Help me get things fixed before I start with the hot-rox next week.
I started T-dawg II on Feb 25th. I’ve been pretty strict with it so far - getting my surge after workouts, only having on cheat meal on Saturday nights. Started out right about 2100 cals which I know is too low I gain fat REALLY easily and 2100 seems to be maintenance for me.
Started out 245 pounds - down to 240 the first week but seemingly no fat loss. My strength has increased slightly but my bodyfat% seemingly hasn’t moved from the 20-25% range.
Exercise - full body german body comp style (short rest periods) 3 times a week with 3 sets each of:
Bench, squat, dead, bent-over row, lat pulldown, decline tricep extension, bicep curl, crunch on swiss ball.
Also I train in Aikido 2x/wk and golf 1x/week.
Lately I’d been ill and lucky to get 1800 cals/day in. This week has been more like 2200. Average daily diet is like this:
1: 1 serving LC grow with .25 cup oats, .25 cup cottage cheese, a few strawberries.
2: Scrambled eggs with a little ham and jalapeno or some nuts
3: Roasted 1/4 chicken with a cup of green beans/cauliflower/broccoli
4: 1 serving low carb grow
6: 7 ounces steak/1 roasted carrot/1 roasted parsnip, 1 cup lowfat milk.
Total: 2267kcal %of diet
Fat: 105 44%
Carbs: 119 20%
Protein: 199 37%
Anything glaringly obvious going on? My only other supplements are md-6 and a multivit. Any tips are appreciated.
Nothing really obvious except that you say 2100 calories is maintenance. If that is maintenance then you may need to cut calories even further. Also maybe you’ve been eating too few calories for too long so your body has just become accustomed to it…perhaps a week or so at around 2500-3000 calories will get your metabolism cranking again.
Maybe try further reducing the Fat and uping the protein…
Switching to “fat free” C.Cheese and switching the milk for another low carb Grow should do it…
“I never diet. I smoke. I drink now and then. I never work out. I work very hard, and I am worth every cent”
~ Naomi Campbell
Probably not what you wanted to hear but i would suggest bumping up the cardio. if you keep dropping the cals you will get to the point were you cant go any lower and that will become your maintence cal intake due to you cripple RMR/thyroid out put etc.
even if you add a couple of cardio sessions as small as 15 mins (HIIT or HOC) you will notice the difference.
hope this helps…
Actually, I was going to suggest upping your fat and lowering your carbs…20% carbs seems pretty high to me. If you remember, this diet is based on the Anabolic diet (see Eat Like a Man’ articles), and in the articles, it suggests to keep carbs at 5% (roughly 30g) for at least a week, and that’s when your body will go into fat burning mode…After that, you may try upping the carbs slowly if you find you don’t do well on the extremely low carb intake…How long you been on T-Dawg?

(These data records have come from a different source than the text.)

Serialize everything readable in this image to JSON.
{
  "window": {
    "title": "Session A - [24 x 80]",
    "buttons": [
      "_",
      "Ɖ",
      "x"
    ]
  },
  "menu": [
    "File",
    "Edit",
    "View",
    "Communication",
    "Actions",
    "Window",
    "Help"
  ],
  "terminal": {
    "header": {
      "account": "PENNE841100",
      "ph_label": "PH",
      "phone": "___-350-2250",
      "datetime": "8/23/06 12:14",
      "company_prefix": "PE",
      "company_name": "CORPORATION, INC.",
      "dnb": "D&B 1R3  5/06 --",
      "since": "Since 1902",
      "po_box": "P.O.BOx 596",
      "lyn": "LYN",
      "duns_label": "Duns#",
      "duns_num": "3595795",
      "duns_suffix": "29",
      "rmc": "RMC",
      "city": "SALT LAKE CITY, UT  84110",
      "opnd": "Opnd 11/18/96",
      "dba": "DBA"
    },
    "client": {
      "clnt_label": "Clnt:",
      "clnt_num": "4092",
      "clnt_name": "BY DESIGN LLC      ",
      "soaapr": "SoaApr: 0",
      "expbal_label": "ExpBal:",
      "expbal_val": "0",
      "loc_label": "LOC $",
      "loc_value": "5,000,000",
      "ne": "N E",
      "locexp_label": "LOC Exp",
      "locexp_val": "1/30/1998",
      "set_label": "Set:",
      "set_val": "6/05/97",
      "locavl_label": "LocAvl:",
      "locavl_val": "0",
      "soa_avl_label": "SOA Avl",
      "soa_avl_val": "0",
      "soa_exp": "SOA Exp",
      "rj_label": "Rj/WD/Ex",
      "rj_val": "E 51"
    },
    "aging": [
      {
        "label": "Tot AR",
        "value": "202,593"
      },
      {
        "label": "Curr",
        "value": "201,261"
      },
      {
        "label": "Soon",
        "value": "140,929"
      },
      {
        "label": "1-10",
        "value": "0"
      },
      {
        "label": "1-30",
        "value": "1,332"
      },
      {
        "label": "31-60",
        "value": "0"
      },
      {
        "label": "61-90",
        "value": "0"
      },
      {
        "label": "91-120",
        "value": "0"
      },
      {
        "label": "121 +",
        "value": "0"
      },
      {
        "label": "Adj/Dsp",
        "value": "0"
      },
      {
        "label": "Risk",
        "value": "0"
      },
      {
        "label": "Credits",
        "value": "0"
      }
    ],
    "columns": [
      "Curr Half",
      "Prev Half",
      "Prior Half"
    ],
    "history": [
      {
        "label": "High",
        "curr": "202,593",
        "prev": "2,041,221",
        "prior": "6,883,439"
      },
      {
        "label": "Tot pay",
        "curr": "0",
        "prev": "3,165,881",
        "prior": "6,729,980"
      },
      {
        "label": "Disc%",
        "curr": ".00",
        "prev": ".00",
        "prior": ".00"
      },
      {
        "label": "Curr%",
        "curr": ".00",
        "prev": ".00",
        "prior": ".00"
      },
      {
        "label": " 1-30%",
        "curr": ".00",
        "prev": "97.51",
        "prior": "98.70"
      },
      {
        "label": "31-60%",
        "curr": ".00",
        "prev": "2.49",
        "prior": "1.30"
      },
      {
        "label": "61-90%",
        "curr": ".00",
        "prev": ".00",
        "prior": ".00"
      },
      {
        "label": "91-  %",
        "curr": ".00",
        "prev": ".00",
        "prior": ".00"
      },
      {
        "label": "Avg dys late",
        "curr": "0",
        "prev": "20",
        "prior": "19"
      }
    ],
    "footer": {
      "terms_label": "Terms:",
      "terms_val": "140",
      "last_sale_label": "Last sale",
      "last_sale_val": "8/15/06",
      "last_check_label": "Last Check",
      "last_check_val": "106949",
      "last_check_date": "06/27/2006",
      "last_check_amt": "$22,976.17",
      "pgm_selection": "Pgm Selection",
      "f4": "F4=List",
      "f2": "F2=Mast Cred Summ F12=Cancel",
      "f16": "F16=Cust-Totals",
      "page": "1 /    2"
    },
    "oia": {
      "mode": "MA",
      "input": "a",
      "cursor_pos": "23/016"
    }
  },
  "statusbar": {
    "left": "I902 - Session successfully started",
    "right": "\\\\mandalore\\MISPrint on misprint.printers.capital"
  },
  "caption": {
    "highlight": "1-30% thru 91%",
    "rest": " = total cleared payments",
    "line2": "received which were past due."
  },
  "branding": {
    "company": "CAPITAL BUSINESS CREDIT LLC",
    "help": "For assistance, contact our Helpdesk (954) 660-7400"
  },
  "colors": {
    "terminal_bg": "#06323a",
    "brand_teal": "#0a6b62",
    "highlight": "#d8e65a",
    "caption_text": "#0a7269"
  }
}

Ok, so you’ve been on the diet for a month now - didn’t see your Feb 25th start date first time 'round. I’m pretty sure you should have at least seen some results by now if your body had switched over to a fat burning metabolism…I also forgot to mention the higher fat intake is also just as important as reducing your carb intake - the ratio described in the article says 60%F, 35%P and 5%C.

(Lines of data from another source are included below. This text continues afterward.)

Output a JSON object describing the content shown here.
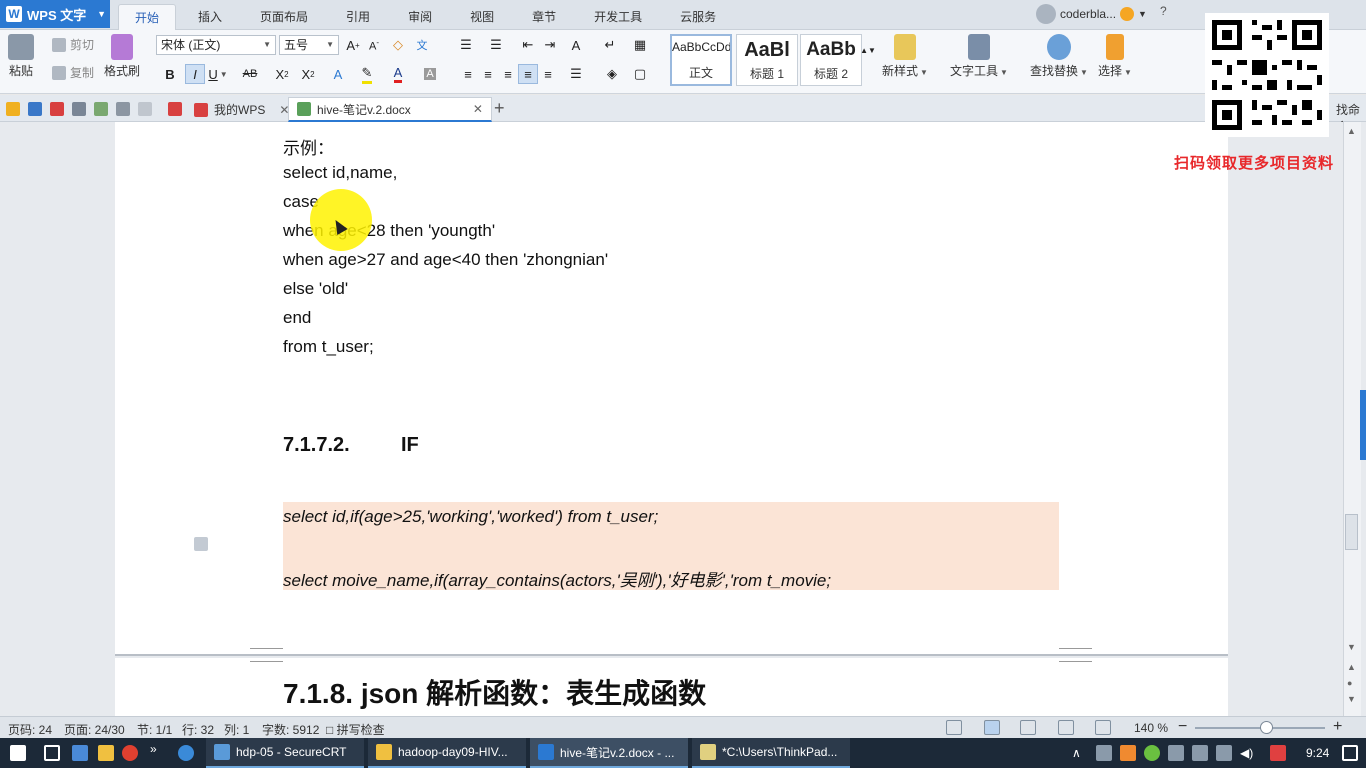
{
  "app": {
    "name": "WPS 文字"
  },
  "menu_tabs": [
    "开始",
    "插入",
    "页面布局",
    "引用",
    "审阅",
    "视图",
    "章节",
    "开发工具",
    "云服务"
  ],
  "user": {
    "name": "coderbla..."
  },
  "ribbon": {
    "paste": "粘贴",
    "cut": "剪切",
    "copy": "复制",
    "format_painter": "格式刷",
    "font_name": "宋体 (正文)",
    "font_size": "五号",
    "styles": [
      {
        "preview": "AaBbCcDd",
        "label": "正文"
      },
      {
        "preview": "AaBl",
        "label": "标题 1"
      },
      {
        "preview": "AaBb",
        "label": "标题 2"
      }
    ],
    "new_style": "新样式",
    "text_tools": "文字工具",
    "find_replace": "查找替换",
    "select": "选择"
  },
  "doc_tabs": [
    {
      "label": "我的WPS"
    },
    {
      "label": "hive-笔记v.2.docx"
    }
  ],
  "cmd_hint": "找命令",
  "document": {
    "lines": [
      "示例：",
      "select id,name,",
      "case",
      "when age<28 then 'youngth'",
      "when age>27 and age<40 then 'zhongnian'",
      "else 'old'",
      "end",
      "from t_user;"
    ],
    "heading_num": "7.1.7.2.",
    "heading_text": "IF",
    "code_lines": [
      "select id,if(age>25,'working','worked') from t_user;",
      "select moive_name,if(array_contains(actors,'吴刚'),'好电影','rom t_movie;"
    ],
    "h2": "7.1.8. json 解析函数：表生成函数"
  },
  "promo": "扫码领取更多项目资料",
  "status": {
    "page_no": "页码: 24",
    "pages": "页面: 24/30",
    "section": "节: 1/1",
    "row": "行: 32",
    "col": "列: 1",
    "words": "字数: 5912",
    "spell": "拼写检查",
    "zoom": "140 %"
  },
  "taskbar": {
    "apps": [
      {
        "label": "hdp-05 - SecureCRT"
      },
      {
        "label": "hadoop-day09-HIV..."
      },
      {
        "label": "hive-笔记v.2.docx - ..."
      },
      {
        "label": "*C:\\Users\\ThinkPad..."
      }
    ],
    "clock": "9:24"
  },
  "colors": {
    "accent": "#2b79d2",
    "code_bg": "#fbe4d6",
    "promo": "#e8282b",
    "taskbar": "#1c2938"
  }
}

I realize everyone is different, but I did the diet this way while eating above my daily requirements, and I still managed to lose in the area around my stomach area (I felt the additional mass was spread out more evenly over my body)…

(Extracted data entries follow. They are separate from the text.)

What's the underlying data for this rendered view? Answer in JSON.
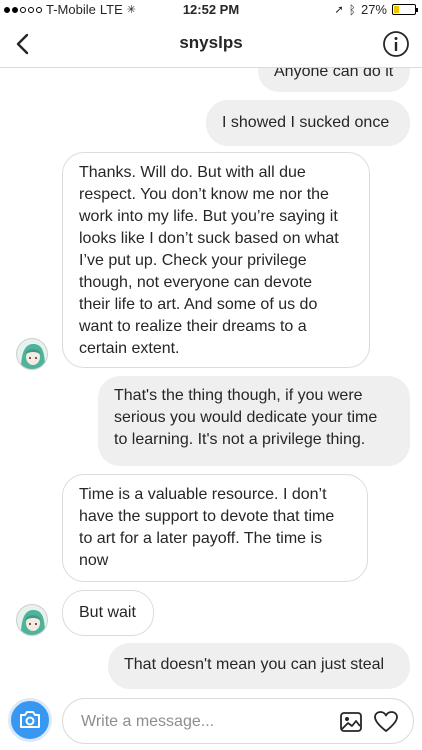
{
  "status_bar": {
    "carrier": "T-Mobile",
    "network": "LTE",
    "time": "12:52 PM",
    "battery": "27%",
    "battery_level": 0.27
  },
  "header": {
    "title": "snyslps"
  },
  "messages": [
    {
      "from": "me",
      "text": "Anyone can do it"
    },
    {
      "from": "me",
      "text": "I showed I sucked once"
    },
    {
      "from": "them",
      "lines": [
        "Thanks. Will do. But with all due",
        "respect. You don’t know me nor the",
        "work into my life. But you’re saying it",
        "looks like I don’t suck based on what",
        "I’ve put up. Check your privilege",
        "though, not everyone can devote",
        "their life to art. And some of us do",
        "want to realize their dreams to a",
        "certain extent."
      ]
    },
    {
      "from": "me",
      "lines": [
        "That's the thing though, if you were",
        "serious you would dedicate your time",
        "to learning. It's not a privilege thing."
      ]
    },
    {
      "from": "them",
      "lines": [
        "Time is a valuable resource. I don’t",
        "have the support to devote that time",
        "to art for a later payoff. The time is",
        "now"
      ]
    },
    {
      "from": "them",
      "text": "But wait"
    },
    {
      "from": "me",
      "text": "That doesn't mean you can just steal"
    }
  ],
  "composer": {
    "placeholder": "Write a message..."
  },
  "icons": {
    "back": "chevron-left-icon",
    "info": "info-icon",
    "camera": "camera-icon",
    "gallery": "gallery-icon",
    "heart": "heart-icon"
  },
  "colors": {
    "accent": "#3897f0",
    "outgoing_bubble": "#efefef",
    "incoming_border": "#dbdbdb"
  }
}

Lose the milk and swap the carrot and parsnip for some salad greens or broccoli. Your last meal is way too carby. Add some nuts or a couple tbs of peanut butter for a night snack. I would stick to protein and carbs in the AM and protein and fat in the PM. If you can’t pull off any cardio at least power walk for a half hour a day when you first wake-up. Drink tons of water.